A luz branca seria acionada quando houver um número significativo de veículos autônomos em um cruzamento. Nesse cenário, o controle do fluxo de tráfego passaria a ser coordenado por sistemas de inteligência artificial, que utilizam dados dos veículos para gerenciar as decisões de parar, acelerar ou avançar.
Para os motoristas de carros convencionais, a orientação é seguir o comportamento do veículo à frente, evitando decisões individuais bruscas. Segundo os pesquisadores, essa coordenação inteligente pode diminuir o tempo de espera e as paradas bruscas, tornando o tráfego mais fluido.

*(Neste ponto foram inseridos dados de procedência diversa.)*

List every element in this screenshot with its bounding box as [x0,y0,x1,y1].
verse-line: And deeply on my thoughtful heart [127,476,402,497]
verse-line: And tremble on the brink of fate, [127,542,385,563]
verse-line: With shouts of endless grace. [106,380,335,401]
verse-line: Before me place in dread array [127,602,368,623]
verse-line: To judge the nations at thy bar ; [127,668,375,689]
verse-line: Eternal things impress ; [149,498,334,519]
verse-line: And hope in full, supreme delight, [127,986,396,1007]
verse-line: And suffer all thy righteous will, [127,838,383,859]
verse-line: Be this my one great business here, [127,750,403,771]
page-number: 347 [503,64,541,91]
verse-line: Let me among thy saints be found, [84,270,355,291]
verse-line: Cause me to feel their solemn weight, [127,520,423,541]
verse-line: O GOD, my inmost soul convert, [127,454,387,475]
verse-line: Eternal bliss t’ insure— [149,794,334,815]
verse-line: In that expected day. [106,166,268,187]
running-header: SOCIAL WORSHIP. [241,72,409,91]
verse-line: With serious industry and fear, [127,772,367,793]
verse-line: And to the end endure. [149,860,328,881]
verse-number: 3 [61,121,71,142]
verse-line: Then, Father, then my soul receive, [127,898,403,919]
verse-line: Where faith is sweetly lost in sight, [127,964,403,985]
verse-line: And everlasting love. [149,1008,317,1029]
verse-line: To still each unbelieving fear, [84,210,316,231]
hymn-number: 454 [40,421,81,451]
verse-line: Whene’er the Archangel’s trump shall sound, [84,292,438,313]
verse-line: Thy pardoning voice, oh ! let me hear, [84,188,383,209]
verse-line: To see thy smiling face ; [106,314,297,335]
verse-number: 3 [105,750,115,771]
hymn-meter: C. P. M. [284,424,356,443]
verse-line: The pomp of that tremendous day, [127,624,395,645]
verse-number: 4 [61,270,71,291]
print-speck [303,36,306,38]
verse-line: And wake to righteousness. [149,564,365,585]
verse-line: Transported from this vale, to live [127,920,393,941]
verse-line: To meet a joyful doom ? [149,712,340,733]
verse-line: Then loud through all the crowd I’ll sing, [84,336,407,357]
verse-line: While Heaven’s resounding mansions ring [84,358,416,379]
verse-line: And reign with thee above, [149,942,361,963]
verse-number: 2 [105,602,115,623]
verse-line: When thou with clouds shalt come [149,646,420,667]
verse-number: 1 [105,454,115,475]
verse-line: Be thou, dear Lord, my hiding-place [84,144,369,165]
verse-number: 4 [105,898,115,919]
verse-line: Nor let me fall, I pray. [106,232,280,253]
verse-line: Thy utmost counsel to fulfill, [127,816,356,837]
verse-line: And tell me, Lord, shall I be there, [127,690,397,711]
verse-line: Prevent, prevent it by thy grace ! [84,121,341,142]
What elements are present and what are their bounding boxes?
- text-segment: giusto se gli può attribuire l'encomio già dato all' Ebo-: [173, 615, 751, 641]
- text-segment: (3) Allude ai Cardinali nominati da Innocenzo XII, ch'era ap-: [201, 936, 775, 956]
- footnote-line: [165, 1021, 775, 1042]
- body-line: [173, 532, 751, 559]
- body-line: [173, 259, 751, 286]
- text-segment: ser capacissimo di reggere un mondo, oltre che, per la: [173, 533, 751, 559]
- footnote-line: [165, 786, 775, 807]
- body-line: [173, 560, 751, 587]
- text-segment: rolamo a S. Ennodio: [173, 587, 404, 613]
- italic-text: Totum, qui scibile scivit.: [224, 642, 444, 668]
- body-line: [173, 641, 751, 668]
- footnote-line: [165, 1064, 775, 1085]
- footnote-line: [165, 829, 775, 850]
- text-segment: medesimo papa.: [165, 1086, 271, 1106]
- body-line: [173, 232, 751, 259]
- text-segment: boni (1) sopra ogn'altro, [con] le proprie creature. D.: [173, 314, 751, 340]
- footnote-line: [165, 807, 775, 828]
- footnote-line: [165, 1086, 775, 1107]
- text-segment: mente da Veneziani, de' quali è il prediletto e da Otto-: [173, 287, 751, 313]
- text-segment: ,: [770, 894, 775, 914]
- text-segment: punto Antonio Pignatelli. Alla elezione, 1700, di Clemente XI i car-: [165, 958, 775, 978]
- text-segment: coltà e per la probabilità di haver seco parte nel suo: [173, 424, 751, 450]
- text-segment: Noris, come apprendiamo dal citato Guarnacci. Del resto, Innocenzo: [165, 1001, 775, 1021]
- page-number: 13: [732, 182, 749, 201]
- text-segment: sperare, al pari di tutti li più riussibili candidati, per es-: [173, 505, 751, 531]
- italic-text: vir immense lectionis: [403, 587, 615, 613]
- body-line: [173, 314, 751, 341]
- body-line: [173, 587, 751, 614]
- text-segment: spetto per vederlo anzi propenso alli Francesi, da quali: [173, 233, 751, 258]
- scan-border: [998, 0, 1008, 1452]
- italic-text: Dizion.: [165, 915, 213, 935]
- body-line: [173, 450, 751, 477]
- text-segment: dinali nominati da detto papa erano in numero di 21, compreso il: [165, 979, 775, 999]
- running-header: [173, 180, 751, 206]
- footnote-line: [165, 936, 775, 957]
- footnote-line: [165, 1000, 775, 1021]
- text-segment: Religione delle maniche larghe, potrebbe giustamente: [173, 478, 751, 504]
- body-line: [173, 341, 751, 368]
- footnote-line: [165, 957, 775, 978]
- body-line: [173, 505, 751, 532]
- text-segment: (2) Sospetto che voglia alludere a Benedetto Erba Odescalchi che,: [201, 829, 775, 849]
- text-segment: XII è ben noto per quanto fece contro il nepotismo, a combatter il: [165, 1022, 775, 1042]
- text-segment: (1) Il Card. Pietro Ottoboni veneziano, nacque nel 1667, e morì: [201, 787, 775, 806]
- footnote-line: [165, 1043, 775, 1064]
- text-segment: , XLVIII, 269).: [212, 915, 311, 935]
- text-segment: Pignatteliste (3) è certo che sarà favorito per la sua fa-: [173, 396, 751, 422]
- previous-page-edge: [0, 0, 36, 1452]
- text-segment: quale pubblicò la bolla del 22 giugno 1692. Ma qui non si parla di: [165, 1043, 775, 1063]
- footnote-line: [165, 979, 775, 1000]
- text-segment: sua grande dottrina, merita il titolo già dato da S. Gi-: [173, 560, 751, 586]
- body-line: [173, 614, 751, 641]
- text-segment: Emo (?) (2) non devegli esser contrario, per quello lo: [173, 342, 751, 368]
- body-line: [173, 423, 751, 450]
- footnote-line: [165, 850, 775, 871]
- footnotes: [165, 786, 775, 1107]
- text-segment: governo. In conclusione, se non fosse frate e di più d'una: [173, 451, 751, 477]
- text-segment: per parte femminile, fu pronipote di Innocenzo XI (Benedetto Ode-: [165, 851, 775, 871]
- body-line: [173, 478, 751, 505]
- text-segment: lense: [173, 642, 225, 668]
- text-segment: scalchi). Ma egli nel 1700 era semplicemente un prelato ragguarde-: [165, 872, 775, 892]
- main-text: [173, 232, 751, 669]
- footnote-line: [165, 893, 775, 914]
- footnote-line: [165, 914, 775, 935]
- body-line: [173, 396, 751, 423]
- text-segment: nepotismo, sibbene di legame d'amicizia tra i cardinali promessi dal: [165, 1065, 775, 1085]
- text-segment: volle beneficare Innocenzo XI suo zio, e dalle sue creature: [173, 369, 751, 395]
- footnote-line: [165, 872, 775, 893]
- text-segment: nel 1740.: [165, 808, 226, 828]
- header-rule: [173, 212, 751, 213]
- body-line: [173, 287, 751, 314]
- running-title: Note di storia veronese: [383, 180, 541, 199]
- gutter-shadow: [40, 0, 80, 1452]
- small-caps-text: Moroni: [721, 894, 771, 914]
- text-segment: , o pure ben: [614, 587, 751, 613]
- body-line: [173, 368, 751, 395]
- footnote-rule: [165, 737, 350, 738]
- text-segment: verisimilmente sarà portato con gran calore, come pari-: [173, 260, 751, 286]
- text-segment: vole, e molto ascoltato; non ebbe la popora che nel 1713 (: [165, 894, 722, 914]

Impacto na fluidez e no meio ambiente
A chamada “fase branca” tem o potencial de reduzir significativamente os congestionamentos em cruzamentos movimentados. Estudos indicam que, com menos frenagens e arrancadas, o fluxo de veículos se torna mais contínuo, o que pode diminuir o tempo de deslocamento e otimizar o consumo de combustível.
Além dos benefícios para a fluidez do trânsito, a proposta também alinha-se a metas ambientais. A redução de acelerações e freadas constantes pode levar a uma diminuição no consumo de energia e na emissão de gases poluentes, especialmente em áreas urbanas com tráfego intenso. O sistema também teria a capacidade de reagir em tempo real a mudanças no fluxo, como aumentos inesperados ou bloqueios em vias próximas.
Apesar de promissora, a tecnologia da luz branca em semáforos ainda está em fase de estudos, simulações e testes controlados. Em cidades como Roma, o conceito já foi analisado, mas ainda não há liberação para uso em larga escala. A implementação depende de ajustes em leis de trânsito, criação de padrões e campanhas de orientação para os motoristas.